Um, Well, you can just pull it off. I mean, it's not I mean, it doesn't seriously I'm not even on Okay, wrong laptop clearly. I wish I had that there. But yeah, there's a delay. So, like the delay is quite substantial. Um, this is what happens when you switch laptops the night before. Um, but the the whole delay is on there. It's all the encoding and everything else. Um, these chips don't have much memory. Um, as far as I can tell, they're kind of terrible in general. Um, but like I say, I you can buy a camera. It's the um A9 camera, but it's not all of the A9 cameras, but some of them use this

family of chips. And then that one you can um it will try and get a stream. Um, and you can, some of them also have the real time streaming protocol one, which is not as fast, but the picture quality is better. If you try go for the weird UDP one, the image arrives sooner, but you can't make out what the image is. So, your choice is slow and you can see things, or you can't make it out, but it's there really fast.
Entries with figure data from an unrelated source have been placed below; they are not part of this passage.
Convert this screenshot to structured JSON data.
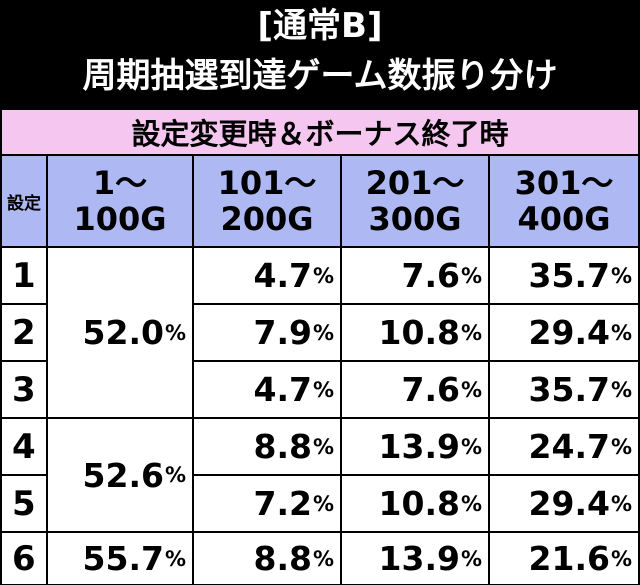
{
  "title": {
    "line1": "[通常B]",
    "line2": "周期抽選到達ゲーム数振り分け"
  },
  "section_label": "設定変更時＆ボーナス終了時",
  "table": {
    "setting_header": "設定",
    "columns": [
      {
        "line1": "1〜",
        "line2": "100G"
      },
      {
        "line1": "101〜",
        "line2": "200G"
      },
      {
        "line1": "201〜",
        "line2": "300G"
      },
      {
        "line1": "301〜",
        "line2": "400G"
      }
    ],
    "settings": [
      "1",
      "2",
      "3",
      "4",
      "5",
      "6"
    ],
    "col1_merged": [
      {
        "value": "52.0",
        "unit": "%"
      },
      {
        "value": "52.6",
        "unit": "%"
      },
      {
        "value": "55.7",
        "unit": "%"
      }
    ],
    "rows": [
      {
        "c2": "4.7",
        "c3": "7.6",
        "c4": "35.7"
      },
      {
        "c2": "7.9",
        "c3": "10.8",
        "c4": "29.4"
      },
      {
        "c2": "4.7",
        "c3": "7.6",
        "c4": "35.7"
      },
      {
        "c2": "8.8",
        "c3": "13.9",
        "c4": "24.7"
      },
      {
        "c2": "7.2",
        "c3": "10.8",
        "c4": "29.4"
      },
      {
        "c2": "8.8",
        "c3": "13.9",
        "c4": "21.6"
      }
    ],
    "unit": "%"
  },
  "colors": {
    "background": "#000000",
    "section_band": "#f5c7f0",
    "header_cells": "#aeb9f4",
    "body_cells": "#ffffff"
  }
}
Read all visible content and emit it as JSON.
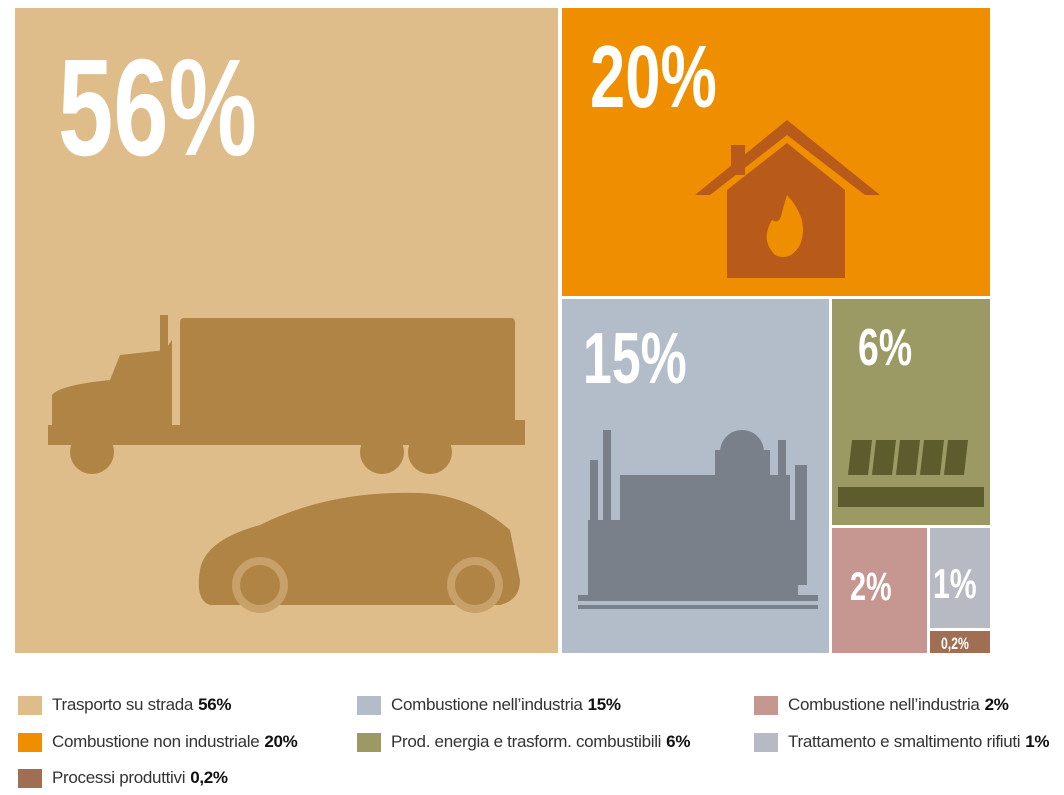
{
  "chart_data": {
    "type": "treemap",
    "categories": [
      "Trasporto su strada",
      "Combustione non industriale",
      "Combustione nell’industria",
      "Prod. energia e trasform. combustibili",
      "Combustione nell’industria",
      "Trattamento e smaltimento rifiuti",
      "Processi produttivi"
    ],
    "values": [
      56,
      20,
      15,
      6,
      2,
      1,
      0.2
    ],
    "value_labels": [
      "56%",
      "20%",
      "15%",
      "6%",
      "2%",
      "1%",
      "0,2%"
    ],
    "colors": [
      "#dfbd8a",
      "#ef8f00",
      "#b3bdc9",
      "#9c9a64",
      "#c69690",
      "#b7bac3",
      "#a06e52"
    ]
  }
}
So, um, like I say, it's this this was all going to be a setup for another talk I was going to do where I was planning to have like 10 of these and they're going to fly in

formation and all this kind of thing. And yeah, I discovered that 100 rand, you know, you get what you pay for. I was expecting a lot more for my 100 rand. Um, you know, at least a spur meal size thing, but you know, um, like I say, it's been fun. Timu is great for this kind of stuff. You can find a lot of things with questionable designs and build quality and everything else. And if you're curious, it's a lot of fun. I think that's my time. So, thanks very much for coming. Uh, come find me if you've got questions. Uh, if you've got a duck, please scan it. Go look it up. Um, if you don't trust the QR code,

there's a number on there. Starts with a B, so it' be B A something something. And you can stick those in. and your ducks are all named and they have a description and they tell you where you got them. I know it sounds silly um but I'm planning on infesting the world with my ducks and I would like to know how far they go. Thanks. You've been great. Cheers.